IL COMMENTO - Il silenzio delle città senza bambini
L'assenza dei piccoli: strade vuote e ancora più tristi
Il mio portone di casa è adiacente al cancello di una scuola elementare e devo ammettere che non sentire per tante settimane i canti, le sgridate delle maestre, gli strilli infantili o il vociare eccitato dei piccoli alunni al suono della campanella, mi restituisce tutto il senso di alienazione che la pandemia ha portato nelle nostre vite. Se non fosse per lo stormire dei pini che ombreggiano il cortile, il silenzio sarebbe assordante. Rintanati nelle case, abitiamo quartieri addormentati in attesa di riavere la nostra libertà; le strade vuote e i negozi chiusi sono desolanti, ma le città senza bambini sembrano ancora più tristi, spente, prive della loro scintilla vitale.

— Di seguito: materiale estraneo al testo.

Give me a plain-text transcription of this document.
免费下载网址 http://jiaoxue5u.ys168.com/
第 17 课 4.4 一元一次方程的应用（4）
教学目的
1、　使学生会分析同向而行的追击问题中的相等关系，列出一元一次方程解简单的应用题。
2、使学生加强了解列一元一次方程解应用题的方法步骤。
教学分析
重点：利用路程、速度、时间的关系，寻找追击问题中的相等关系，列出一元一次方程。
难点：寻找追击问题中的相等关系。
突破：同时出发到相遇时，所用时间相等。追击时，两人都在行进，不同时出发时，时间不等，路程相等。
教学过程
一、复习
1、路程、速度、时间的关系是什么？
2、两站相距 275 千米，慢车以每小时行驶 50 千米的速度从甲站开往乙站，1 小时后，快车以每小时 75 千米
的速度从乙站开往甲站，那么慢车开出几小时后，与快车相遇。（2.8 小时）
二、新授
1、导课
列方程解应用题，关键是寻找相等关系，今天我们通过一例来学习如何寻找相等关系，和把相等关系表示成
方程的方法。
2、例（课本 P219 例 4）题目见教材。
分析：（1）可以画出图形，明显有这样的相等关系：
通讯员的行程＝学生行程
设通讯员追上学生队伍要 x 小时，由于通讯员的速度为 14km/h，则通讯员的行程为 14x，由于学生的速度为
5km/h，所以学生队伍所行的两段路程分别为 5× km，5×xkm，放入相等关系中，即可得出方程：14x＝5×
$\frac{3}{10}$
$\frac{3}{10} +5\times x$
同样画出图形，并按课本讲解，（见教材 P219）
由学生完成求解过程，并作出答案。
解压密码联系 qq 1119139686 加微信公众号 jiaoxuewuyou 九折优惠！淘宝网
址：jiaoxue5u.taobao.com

Gli adulti sono stati catapultati in un incubo di cui hanno piena coscienza, oppressi da mille timori e preoccupazioni, stravolti nella routine quotidiana spesso faticano a gestire il cambiamento, mentre i figli assorbono e rielaborano loro malgrado gli umori della famiglia. I bambini riflettono le ansie dei genitori, rispondono allo stress a modo loro, secondo un proprio linguaggio comportamentale; i confini del loro mondo fisico e ideale sono strati ridisegnati e costretti alle mura domestiche, al pari del mondo della socialità, dei doveri e degli affetti: non possono più andare a scuola, né abbracciare i nonni o giocare con amici e compagni. La casa è diventata l’unico spazio concesso, nido sicuro e allo stesso tempo barriera che protegge contro il pericolo che aleggia all’esterno.
I bambini moderni subiscono un costante bombardamento di stimoli che porta a un’iperattività del corpo e della mente: tra corsi di recitazione, calcetto, danza, pianoforte, cinema, pizzeria e festicciole varie, cambiare marcia all’improvviso, subire un ritmo giornaliero più lento e monotono, mette alla prova il loro desiderio di svago e bisogno di sfogo delle energie. Ciononostante, una ricerca ha evidenziato che in generale i bambini sembrano in grado di adattarsi abbastanza bene alle restrizioni imposte dalla quarantena.
Col passare delle settimane possono manifestare un po’ di svogliatezza nel gioco e nello studio, ma credo sia del tutto fisiologico. Perdere la normalità delle nostre abitudini destabilizza, eppure gli psicologi ci dicono che i bambini hanno un grado di reazione positiva al cambiamento superiore agli adulti. Di sicuro hanno intuito fin da subito che la quarantena non è una vacanza fuori tempo: lo ha capito anche la figlia treenne di mia cugina che al telefono sciorina tutto d’un fiato le precauzioni da prendere contro il virus.
Fare lezione a casa, non andare al parco o in bici, non è per nulla piacevole; anche stordirsi di TV e videogiochi non è più un passatempo divertente. Una buona parte di genitori italiani, supportati da esperti dell’infanzia, avrebbero voluto che il Governo tenesse conto dei bisogni dei più piccoli, introducendo nella gestione dell’emergenza misure a tutela del loro benessere e a sostegno delle famiglie. Hanno lamentato, per esempio, che le strade vedessero a spasso schiere di padroni con i loro cani, e per contro nessun padre o madre che potesse accompagnare i propri figli a prendere un po’ d’aria, ora che quell’aria si è resa più respirabile.
Un bollettino che nel momento peggiore ha sfiorato i mille morti, penso avrebbe spaventato qualsiasi governo di buonsenso.
Per quanto mi riguarda sono convinta che i bambini, seppure ammantati di tanta schiettezza e vulnerabilità, siano molto più forti di quanto riteniamo, e forse non è affatto un caso che il coronavirus tenda ad essere sconfitto più facilmente dal loro organismo. Parrebbe quasi una dimostrazione scientifica della loro sublime superiorità rispetto alle angosce del mondo, straordinaria metafora della resistenza umana. Le città torneranno a fiorire quando i bambini torneranno ad abitarle in totale libertà.